As a novel approach to combat invasive and often antibiotic-resistance pathogens such as MRSA and P. aeruginosa, the goal of my thesis research as a dual degree PharmD-PhD student in the Nizet Lab is to identify and develop adjunctive pharmaceutical strategies that improve patient outcomes. Our research group has concluded that the current definition of antibiotic, which only examines direct bactericidal or inhibitory activities on the pathogen, is too narrow and fails to address the fundamental nature of serious human bacterial infections, which are in fact diseases of the host-pathogen interaction. Deficiencies or inflammatory consequences of the immune response and immune cell function drive pathology and severe clinical manifestations, and leading pathogens express multiple virulence determinants (toxins, immune evasion factors) which manipulate the host response to establish disease.
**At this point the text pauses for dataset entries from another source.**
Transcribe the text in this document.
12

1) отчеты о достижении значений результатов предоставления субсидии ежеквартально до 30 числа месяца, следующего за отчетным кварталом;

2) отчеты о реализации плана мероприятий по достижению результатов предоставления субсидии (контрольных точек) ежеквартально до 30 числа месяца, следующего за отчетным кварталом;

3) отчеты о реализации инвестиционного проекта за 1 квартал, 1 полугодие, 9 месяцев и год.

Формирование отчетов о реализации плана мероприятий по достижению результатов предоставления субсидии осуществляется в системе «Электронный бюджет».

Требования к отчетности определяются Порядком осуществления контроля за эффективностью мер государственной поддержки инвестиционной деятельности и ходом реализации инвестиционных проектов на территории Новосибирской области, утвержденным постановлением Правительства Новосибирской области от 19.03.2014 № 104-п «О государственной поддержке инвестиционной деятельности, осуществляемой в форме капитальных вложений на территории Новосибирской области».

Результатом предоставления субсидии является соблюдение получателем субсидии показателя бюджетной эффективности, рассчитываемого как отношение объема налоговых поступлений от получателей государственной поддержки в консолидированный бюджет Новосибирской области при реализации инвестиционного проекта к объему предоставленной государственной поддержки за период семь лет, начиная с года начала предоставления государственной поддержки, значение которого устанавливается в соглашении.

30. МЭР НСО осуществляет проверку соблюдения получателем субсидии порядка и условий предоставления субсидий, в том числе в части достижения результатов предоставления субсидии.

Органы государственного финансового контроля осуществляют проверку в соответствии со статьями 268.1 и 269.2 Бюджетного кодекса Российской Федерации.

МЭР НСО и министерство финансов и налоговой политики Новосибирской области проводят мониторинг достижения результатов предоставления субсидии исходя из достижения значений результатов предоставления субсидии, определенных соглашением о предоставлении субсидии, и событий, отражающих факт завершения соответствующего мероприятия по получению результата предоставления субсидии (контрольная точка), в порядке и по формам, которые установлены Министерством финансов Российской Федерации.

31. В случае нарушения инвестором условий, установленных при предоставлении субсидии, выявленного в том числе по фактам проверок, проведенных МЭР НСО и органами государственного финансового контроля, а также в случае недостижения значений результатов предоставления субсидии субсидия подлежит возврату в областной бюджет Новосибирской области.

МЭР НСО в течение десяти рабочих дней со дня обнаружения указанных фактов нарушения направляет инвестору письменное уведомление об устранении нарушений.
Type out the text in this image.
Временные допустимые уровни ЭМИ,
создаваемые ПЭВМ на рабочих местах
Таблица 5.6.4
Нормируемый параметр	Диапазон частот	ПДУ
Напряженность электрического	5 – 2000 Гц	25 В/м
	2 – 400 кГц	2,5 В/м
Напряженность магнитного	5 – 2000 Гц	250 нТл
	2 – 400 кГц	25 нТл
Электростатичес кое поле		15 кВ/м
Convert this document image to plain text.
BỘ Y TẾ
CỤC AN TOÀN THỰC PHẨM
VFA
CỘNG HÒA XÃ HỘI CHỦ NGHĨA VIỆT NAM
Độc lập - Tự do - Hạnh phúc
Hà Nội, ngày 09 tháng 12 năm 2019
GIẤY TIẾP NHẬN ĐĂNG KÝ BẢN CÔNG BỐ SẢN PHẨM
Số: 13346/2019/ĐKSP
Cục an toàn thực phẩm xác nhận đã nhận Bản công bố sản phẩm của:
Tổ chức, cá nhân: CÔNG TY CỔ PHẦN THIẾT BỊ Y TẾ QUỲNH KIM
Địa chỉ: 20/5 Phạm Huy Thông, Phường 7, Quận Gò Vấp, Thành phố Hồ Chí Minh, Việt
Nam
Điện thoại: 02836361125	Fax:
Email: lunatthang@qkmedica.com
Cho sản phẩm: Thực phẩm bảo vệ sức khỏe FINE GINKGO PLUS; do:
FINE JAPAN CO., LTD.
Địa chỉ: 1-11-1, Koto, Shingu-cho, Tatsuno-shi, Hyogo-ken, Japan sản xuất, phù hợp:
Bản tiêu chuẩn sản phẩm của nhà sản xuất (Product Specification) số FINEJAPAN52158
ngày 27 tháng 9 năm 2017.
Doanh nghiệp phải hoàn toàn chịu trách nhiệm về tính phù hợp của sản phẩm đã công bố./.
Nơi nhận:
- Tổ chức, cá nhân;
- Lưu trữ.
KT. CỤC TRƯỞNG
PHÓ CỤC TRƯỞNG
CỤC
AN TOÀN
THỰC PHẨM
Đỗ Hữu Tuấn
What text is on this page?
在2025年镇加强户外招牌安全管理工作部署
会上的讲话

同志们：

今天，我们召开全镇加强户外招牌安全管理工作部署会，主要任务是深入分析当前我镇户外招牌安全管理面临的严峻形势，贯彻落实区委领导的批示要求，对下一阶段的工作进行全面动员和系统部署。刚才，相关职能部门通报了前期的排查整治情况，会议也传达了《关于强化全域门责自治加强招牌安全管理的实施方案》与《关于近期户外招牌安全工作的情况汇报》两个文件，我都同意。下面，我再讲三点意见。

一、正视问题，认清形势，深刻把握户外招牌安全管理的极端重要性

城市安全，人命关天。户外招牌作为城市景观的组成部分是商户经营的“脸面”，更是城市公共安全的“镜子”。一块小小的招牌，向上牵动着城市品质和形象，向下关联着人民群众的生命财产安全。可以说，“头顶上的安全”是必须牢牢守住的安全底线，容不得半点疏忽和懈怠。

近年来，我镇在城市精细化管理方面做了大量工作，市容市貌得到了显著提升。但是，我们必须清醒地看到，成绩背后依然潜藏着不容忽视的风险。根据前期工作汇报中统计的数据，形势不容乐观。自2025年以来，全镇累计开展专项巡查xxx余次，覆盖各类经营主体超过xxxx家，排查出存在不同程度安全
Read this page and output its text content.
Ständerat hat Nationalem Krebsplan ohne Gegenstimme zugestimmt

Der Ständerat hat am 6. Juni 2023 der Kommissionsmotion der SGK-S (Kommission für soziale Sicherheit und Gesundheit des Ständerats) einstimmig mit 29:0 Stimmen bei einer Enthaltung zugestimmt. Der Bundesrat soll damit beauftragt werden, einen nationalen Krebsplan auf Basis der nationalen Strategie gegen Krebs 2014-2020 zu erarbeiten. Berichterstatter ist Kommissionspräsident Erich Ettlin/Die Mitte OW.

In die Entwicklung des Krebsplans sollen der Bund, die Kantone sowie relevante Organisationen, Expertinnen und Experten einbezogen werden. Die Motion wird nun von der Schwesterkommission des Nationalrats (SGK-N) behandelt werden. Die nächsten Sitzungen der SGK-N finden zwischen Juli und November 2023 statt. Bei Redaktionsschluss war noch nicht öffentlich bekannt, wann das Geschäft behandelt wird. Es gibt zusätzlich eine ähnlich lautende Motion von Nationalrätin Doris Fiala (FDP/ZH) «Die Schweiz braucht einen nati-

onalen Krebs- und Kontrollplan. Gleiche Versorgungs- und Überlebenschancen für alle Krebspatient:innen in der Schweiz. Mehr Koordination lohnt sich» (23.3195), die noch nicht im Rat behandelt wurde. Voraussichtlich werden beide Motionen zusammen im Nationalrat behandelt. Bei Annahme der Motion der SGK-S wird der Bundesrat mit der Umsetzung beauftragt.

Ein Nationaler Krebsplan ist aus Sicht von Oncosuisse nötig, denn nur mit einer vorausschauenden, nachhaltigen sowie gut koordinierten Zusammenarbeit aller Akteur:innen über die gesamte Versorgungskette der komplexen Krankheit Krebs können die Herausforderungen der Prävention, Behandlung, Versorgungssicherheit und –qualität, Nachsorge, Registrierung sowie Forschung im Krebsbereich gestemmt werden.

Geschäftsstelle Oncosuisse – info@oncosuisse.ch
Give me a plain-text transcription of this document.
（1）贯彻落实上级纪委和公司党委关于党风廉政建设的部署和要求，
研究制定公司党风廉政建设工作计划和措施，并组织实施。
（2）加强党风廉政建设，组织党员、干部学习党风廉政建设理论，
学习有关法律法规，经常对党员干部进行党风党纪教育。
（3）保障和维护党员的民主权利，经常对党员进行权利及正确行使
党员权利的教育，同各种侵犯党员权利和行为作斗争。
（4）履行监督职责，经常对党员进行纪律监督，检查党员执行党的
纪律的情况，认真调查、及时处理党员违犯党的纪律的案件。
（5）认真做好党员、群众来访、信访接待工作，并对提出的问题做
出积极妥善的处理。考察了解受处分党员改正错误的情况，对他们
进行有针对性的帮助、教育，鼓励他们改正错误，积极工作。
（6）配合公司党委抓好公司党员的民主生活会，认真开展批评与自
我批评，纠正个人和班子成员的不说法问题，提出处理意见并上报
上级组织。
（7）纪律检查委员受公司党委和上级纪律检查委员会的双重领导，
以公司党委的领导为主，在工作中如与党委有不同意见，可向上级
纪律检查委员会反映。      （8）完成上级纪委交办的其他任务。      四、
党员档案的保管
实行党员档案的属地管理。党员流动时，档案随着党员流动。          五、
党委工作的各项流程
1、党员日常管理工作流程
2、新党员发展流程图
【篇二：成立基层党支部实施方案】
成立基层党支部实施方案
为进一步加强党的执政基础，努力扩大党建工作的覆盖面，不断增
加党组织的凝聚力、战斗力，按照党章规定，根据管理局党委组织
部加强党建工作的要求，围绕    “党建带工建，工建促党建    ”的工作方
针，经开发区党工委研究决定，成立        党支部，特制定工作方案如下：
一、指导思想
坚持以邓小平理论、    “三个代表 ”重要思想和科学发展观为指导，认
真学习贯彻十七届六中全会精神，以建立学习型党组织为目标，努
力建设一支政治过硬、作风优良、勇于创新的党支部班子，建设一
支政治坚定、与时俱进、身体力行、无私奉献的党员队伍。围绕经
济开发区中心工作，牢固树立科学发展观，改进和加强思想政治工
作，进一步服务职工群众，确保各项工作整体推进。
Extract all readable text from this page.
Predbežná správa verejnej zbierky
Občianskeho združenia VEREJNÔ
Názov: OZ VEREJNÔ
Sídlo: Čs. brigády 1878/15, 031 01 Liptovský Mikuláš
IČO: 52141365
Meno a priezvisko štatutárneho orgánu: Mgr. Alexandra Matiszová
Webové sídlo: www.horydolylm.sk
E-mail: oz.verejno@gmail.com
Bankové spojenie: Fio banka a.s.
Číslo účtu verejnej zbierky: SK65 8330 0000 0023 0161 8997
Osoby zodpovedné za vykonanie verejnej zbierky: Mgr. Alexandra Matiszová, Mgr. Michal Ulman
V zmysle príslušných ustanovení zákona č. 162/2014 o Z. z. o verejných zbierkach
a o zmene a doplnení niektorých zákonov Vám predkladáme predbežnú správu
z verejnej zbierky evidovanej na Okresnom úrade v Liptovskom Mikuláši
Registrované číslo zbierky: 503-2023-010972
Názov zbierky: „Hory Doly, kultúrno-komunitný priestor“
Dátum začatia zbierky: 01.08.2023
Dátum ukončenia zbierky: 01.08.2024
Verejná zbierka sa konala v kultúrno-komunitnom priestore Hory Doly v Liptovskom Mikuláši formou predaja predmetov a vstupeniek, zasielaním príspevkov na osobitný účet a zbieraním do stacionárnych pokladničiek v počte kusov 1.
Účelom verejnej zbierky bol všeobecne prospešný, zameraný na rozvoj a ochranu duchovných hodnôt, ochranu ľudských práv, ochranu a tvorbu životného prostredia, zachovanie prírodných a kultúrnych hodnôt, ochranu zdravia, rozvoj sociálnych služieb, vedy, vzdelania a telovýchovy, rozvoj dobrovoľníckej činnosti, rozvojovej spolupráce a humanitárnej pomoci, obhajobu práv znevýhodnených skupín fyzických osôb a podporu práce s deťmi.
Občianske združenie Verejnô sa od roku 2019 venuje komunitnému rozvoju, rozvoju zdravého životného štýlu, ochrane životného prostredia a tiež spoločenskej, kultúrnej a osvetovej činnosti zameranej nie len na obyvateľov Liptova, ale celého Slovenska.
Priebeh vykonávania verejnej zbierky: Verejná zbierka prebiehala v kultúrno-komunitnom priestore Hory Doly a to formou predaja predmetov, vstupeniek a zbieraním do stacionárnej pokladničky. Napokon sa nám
By considering the way pharmaceutical agents, antibiotics and non-antibiotics alike, work in the full context of the host-pathogen interaction and innate immune response, we might identify additional opportunities to modify the underlying process to favor bacterial clearance or reduced host tissue injury. These include blocking bacterial virulence factor expression, boosting host innate immune cell bactericidal activities, reducing pathological inflammation, or increasing host cell resiliency. My studies have uncovered two such opportunities in which the unexpected “repurposing” of current FDA-approved drugs demonstrate therapeutic benefit in infections caused by antibiotic-resistant pathogens, uncovering fundamental new biological principles of the host-pathogen interaction in the process.